Participating congregations receive opportunities to cultivate qualities of thriving through gaining clarity about both their own gifts and convictions and also the needs and opportunities in rapidly changing ministry contexts. This process cultivates five distinctive qualities of thriving congregations: holy tenacity, compelling clarity, faithful agility, rooted relationships and dynamic collaboration. More on those as time passes. Ultimately, the initiative invites congregations to design new ministries that fully utilize their gifts to meet an urgent need through “holy experimentation.” Throughout these journeys, cohorts of participating congregations will engage with one another in leadership team retreats while also inviting their entire congregation into deeper encounters with Bible study, theology and spiritual formation.
Before this initiative goes live before congregations across the Fellowship, CBF wants to prototype the process on a small cohort of 4 churches. Yates was honored by the invitation to be one of the four initial congregations to work through this process and provide the necessary learning to expand the circle of thriving congregations.
Over the next year, a small team of members will gather around this opportunity to conduct some experiments in the way we engage on mission, embodying the healing ministry of Jesus in our neighborhood. The timing of this invitation is exceedingly good in Yates’ life. As we reckon with the new world wrought by the past few years of the pandemic experience, everyone we meet bears wounds, whether physical, spiritual, social, economic or relational. We know Jesus the Great Physician has work for us to do to bring a Spiritually-empowered, healing touch in our congregation and our neighborhood. We set down the life-giving conversations of the visioning process when the pandemic demanded immediate and drastic reorganization of church life. It is time to return to them. Yates will seek to step boldly into these ministries by exercising our great gifts and growing in the traits of thriving congregations (holy tenacity, compelling clarity, faithful agility, rooted relationship and dynamic collaboration).

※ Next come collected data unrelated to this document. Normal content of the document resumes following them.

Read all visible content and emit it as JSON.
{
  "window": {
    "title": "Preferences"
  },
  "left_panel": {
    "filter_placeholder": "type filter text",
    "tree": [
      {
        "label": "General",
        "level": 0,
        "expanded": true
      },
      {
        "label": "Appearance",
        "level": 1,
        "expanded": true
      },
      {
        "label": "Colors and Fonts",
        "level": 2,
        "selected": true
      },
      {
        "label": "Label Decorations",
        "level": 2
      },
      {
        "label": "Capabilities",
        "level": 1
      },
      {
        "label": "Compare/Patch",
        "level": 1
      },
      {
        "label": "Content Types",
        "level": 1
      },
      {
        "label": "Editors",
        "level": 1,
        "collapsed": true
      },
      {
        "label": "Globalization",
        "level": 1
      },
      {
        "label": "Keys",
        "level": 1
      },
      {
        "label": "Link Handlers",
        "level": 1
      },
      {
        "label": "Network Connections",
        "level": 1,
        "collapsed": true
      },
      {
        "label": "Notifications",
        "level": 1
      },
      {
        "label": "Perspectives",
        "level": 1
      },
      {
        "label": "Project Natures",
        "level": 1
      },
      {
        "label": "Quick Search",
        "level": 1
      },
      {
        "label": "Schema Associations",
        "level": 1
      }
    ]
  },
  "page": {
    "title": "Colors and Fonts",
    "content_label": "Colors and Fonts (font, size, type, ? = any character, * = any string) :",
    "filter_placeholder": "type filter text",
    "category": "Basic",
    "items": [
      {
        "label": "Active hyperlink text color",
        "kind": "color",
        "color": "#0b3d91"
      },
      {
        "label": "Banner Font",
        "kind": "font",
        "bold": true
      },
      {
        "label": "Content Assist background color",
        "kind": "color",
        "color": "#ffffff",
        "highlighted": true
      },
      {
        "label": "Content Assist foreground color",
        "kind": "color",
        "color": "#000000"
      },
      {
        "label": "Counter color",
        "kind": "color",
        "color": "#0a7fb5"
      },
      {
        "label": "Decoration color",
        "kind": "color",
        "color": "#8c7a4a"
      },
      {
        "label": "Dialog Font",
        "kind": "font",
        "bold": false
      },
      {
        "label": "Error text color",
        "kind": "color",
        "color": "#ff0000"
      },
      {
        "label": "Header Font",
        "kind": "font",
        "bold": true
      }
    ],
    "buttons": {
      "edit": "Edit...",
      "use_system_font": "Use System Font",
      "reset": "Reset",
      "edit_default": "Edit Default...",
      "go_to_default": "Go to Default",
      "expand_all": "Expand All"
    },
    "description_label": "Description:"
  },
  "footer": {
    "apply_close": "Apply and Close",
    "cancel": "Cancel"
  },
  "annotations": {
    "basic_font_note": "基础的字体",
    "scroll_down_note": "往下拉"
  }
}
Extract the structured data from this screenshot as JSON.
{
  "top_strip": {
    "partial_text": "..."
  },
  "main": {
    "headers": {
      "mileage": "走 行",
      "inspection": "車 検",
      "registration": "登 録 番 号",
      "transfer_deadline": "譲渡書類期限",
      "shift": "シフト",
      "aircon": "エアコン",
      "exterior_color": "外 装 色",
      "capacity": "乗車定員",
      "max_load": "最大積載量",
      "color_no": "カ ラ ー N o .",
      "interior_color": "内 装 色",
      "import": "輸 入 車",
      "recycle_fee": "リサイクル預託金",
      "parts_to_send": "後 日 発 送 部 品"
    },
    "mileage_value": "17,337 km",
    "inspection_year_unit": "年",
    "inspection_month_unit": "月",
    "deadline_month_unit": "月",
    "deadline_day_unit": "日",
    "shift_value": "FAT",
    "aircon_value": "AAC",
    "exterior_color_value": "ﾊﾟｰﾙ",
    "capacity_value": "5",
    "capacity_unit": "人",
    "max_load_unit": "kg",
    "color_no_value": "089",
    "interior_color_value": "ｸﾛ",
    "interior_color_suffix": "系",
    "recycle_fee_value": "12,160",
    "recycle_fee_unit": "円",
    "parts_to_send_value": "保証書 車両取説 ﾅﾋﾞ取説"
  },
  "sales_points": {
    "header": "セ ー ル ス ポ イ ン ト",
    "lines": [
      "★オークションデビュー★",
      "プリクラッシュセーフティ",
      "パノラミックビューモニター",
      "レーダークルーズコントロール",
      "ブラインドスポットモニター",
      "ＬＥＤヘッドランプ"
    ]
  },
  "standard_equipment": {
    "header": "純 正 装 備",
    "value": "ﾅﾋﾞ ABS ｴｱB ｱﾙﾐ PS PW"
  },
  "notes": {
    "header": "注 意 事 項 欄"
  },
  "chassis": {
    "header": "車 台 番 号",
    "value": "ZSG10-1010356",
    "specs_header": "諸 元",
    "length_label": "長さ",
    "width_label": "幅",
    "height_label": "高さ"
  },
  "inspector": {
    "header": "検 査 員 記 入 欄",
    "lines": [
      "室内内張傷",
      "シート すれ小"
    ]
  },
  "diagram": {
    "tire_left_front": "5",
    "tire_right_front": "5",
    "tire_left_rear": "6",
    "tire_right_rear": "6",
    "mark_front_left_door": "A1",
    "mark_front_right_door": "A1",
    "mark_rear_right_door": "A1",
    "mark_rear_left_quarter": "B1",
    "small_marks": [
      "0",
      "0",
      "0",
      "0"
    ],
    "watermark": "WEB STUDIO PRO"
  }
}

As a way of helping us pastors understand what this might look like, we stepped out of church and into Globe Life Field, the next-generation ballpark that is home to the Texas Rangers. The ballpark is a marvel of engineering, but we wanted to learn more about its design. Our tour guides were the chief architects who designed it, and they talked for hours about the process by which they create spaces of welcome and meaning. It is a powerful experience to step out of our sacred spaces and visit a “cathedral to baseball” to learn from experts in their field so we could draw correlations for our own contexts. This sort of design thinking is a new way for the church to innovate its ministries toward thriving and renewal.
And I like those words thriving and renewal. I hope you do, too. They have been the center of my prayers for our church as we consolidate and listen for God’s remarkable call to participate in God’s healing of our wounded world and innovate more and more into the lifegiving community of a relationship in, and with, Jesus Christ. As we make our way through the summer, the seeds planted in our soil this week will quickly be germinating and growing. I hope that you, with me, will pray for the process of innovation as we seek to go – and grow – on mission.